Opinion: Fixing the plastics problem when delivering urgent aid

Photo: National Caucus of Environmental Legislators

Coping with climate change is hard enough. Sustainability cannot be overlooked in humanitarian action across the Pacific. 

In March last year, twin cyclones – Tropical Cyclones Judy and Kevin – ravaged Vanuatu. The category four cyclones, occurring within 48 hours of each other, affected more than 240,000 people, roughly 80 per cent of the Vanuatu population. The rebuilding costs following the disaster are expected to amount to more than half of Vanuatu’s annual GDP. But just as locals began to get back on their feet, a category five tropical cyclone (Lola) hit the nation in October. 

The Lola disaster fell outside of the official cyclone season, which begins on 1 November. Unfortunately, for most Pacific Islanders, Vanuatu’s experience is part of a new reality on the front line in the fight against climate change. According to the Intergovernmental Panel on Climate Change (IPCC), the Pacific Islands are among the most at risk to the adverse effects of climate change. Extreme weather events are, and will continue to be, far more frequent, unpredictable, and intense. By 2050, global sea level is predicted to rise by up to 20 centimetres, engulfing several low-lying islands underwater, and driving further loss of ecosystems, cultural heritage and social identity. 

With disasters, follows foreign assistance. Yet, for many sectors operating in the Pacific – the humanitarian sector among them – sustainability takes a back seat to accommodate short-term benefits. Because humanitarians hope to deliver aid swiftly and effectively, they deprioritise long-term environmentally friendly behaviour. This must change. 

For example, many organisations opt for single-use packaging materials when preparing aid kits. These materials are often cheaper and less likely to carry contamination between aid recipients, so it is little wonder that humanitarian organisations choose them, striving to deliver aid to as many at-risk populations as possible while operating on stretched budgets. 

However, an overreliance on single-use plastic and other packaging materials overburden islands’ disposal systems. Many islands have limited recycling capacity and cannot afford high transport fees to reach distant facilities. This, in combination with the limited space on many of the islands, cause landfills to become overcrowded. When space in the landfill runs out, single-use materials provided by humanitarian actors will end up floating on the shoreline or sitting in residential areas. This has been the unfortunate case with recent humanitarian responses in the Pacific. 

There are concrete ways that humanitarians can “green” their operations and existing tools that organisations can draw on. 

Sustainability often becomes an afterthought for the humanitarian sector regarding transportation. For a remote region such as the Pacific Islands, international aid must be delivered by boat or air freight, burning fuel and emitting tonnes of CO2 into the atmosphere. And while the impact of this may not be visible in the short term, emissions from transportation today will only compound and intensify future disasters and sea-level rise in the long term. 

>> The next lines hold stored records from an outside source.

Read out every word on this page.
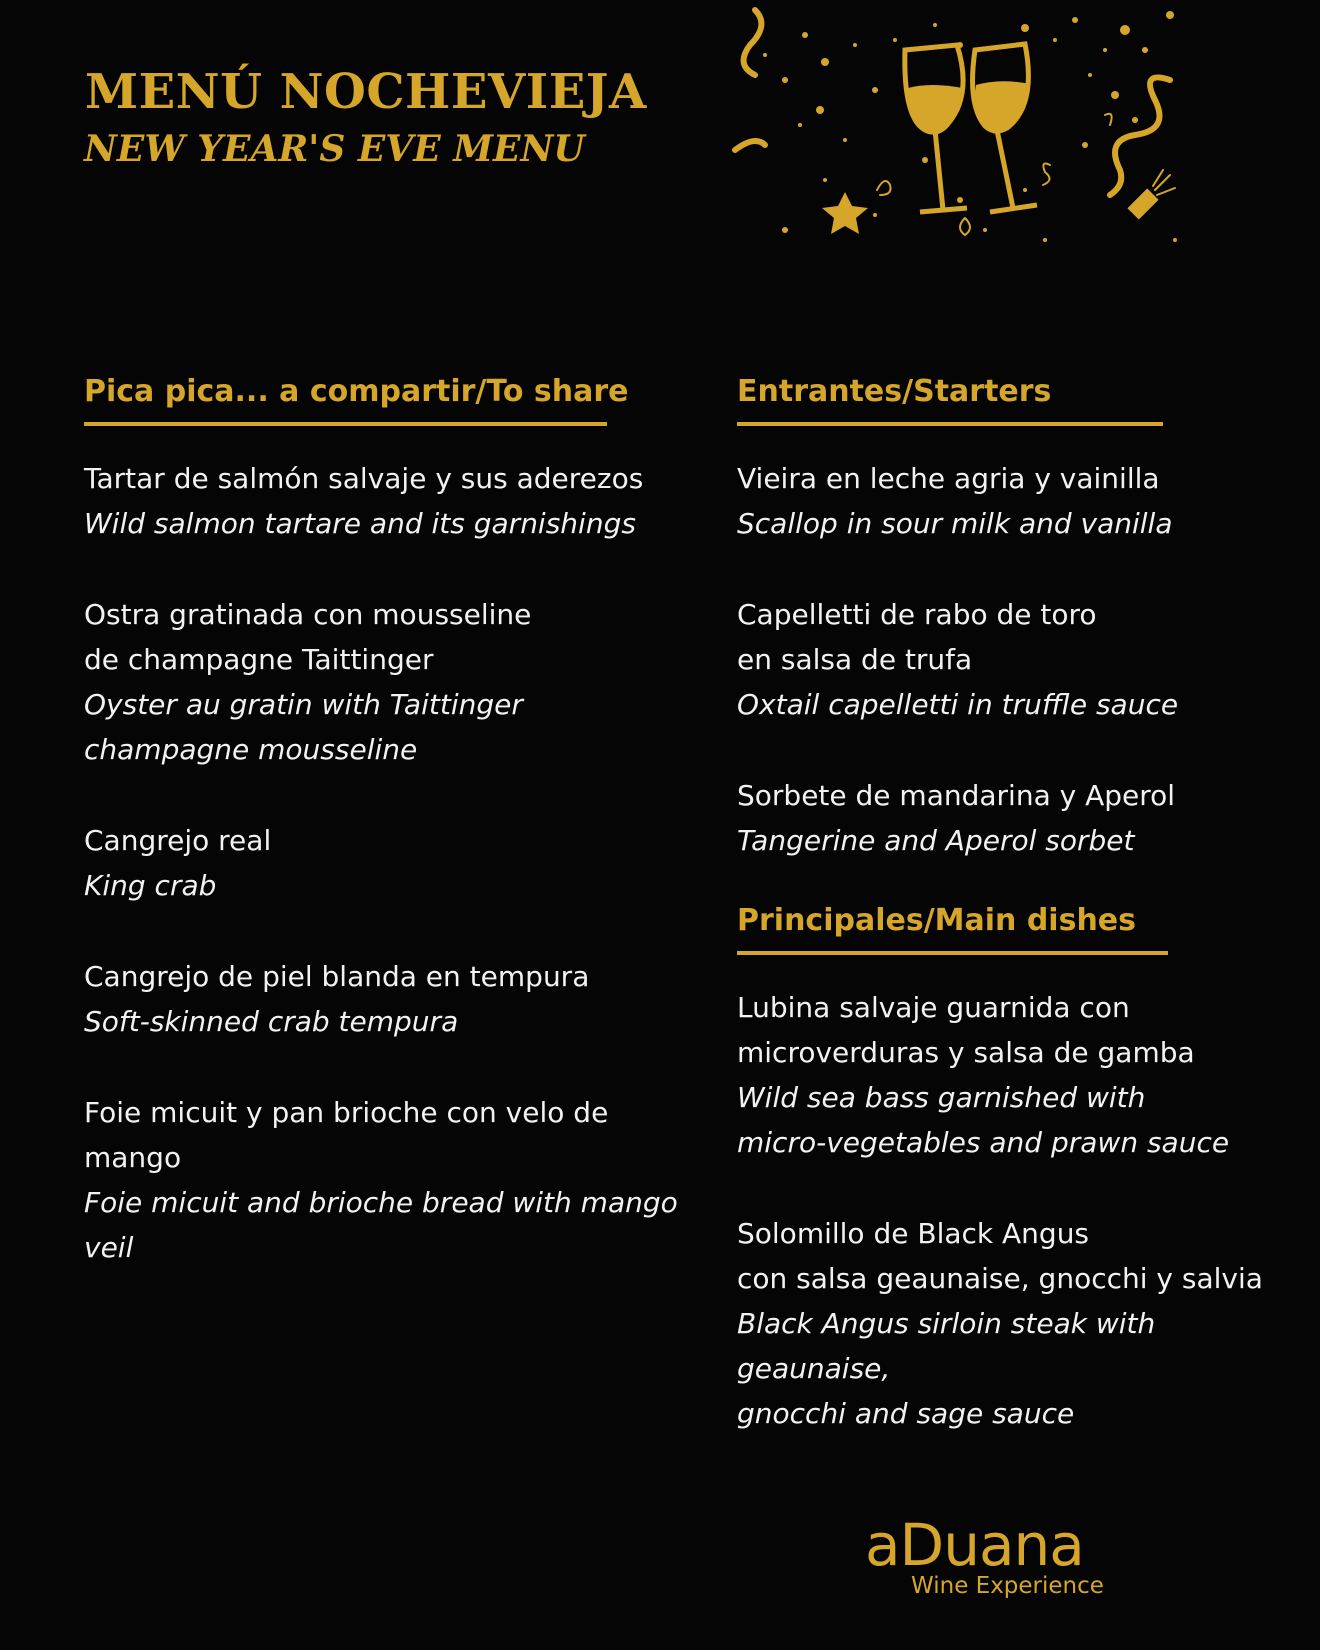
MENÚ NOCHEVIEJA
NEW YEAR'S EVE MENU
Pica pica... a compartir/To share
Tartar de salmón salvaje y sus aderezos
Wild salmon tartare and its garnishings
Ostra gratinada con mousseline
de champagne Taittinger
Oyster au gratin with Taittinger
champagne mousseline
Cangrejo real
King crab
Cangrejo de piel blanda en tempura
Soft-skinned crab tempura
Foie micuit y pan brioche con velo de mango
Foie micuit and brioche bread with mango veil
Entrantes/Starters
Vieira en leche agria y vainilla
Scallop in sour milk and vanilla
Capelletti de rabo de toro
en salsa de trufa
Oxtail capelletti in truffle sauce
Sorbete de mandarina y Aperol
Tangerine and Aperol sorbet
Principales/Main dishes
Lubina salvaje guarnida con
microverduras y salsa de gamba
Wild sea bass garnished with
micro-vegetables and prawn sauce
Solomillo de Black Angus
con salsa geaunaise, gnocchi y salvia
Black Angus sirloin steak with geaunaise,
gnocchi and sage sauce
aDuana
Wine Experience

Beyond this, when several organisations deliver aid to the same island or even region, their travel routes overlap. The more congestion along these routes, the more delays there will be in delivery, which again contributes to greater emissions and, on a grander scale. 

Yet, for many in the humanitarian sector, these choices (to use single-use packing materials and high-emitting forms of transportation, among others) feel unavoidable. So, how can the humanitarian sector continue to deliver aid swiftly and effectively, while prioritising sustainability and playing their part in the fight against climate change in the Pacific Islands? 

There are concrete ways that humanitarians can “green” their operations and existing tools that organisations can draw on. For example, the Nexus Environmental Assessment Tool (NEAT+) flags and analyses the environmental sensitivities specific to a given project location. These site-specific analyses can be incorporated into project design using IFRC’s Green Response Quick Guide, which provides suggestions and past examples of how to reduce the environmental impacts of humanitarian project. Humanitarians can also “green” their operations by tracking and reducing their carbon emissions using the carbon accounting tool developed by EcoAct. 

While progress toward this imperative has remained slow to date, recent collaboration between Pacific climate experts and the Humanitarian Advisory Group has seen launch of the first-ever Framework for Greening Humanitarian Action in the Pacific. Drawing on consultation with Pacific Islanders at the local, national, and regional level, this collaboration lays out a pathway for the humanitarian sector to achieving a greener response, and one that prioritises the needs and knowledge of local communities in the Pacific. While the task may not be easy, the humanitarian sector must strive to incorporate sustainable thinking and action into their operations.

The opinions expressed in this article are those of the author and do not necessarily reflect the opinions of this publication.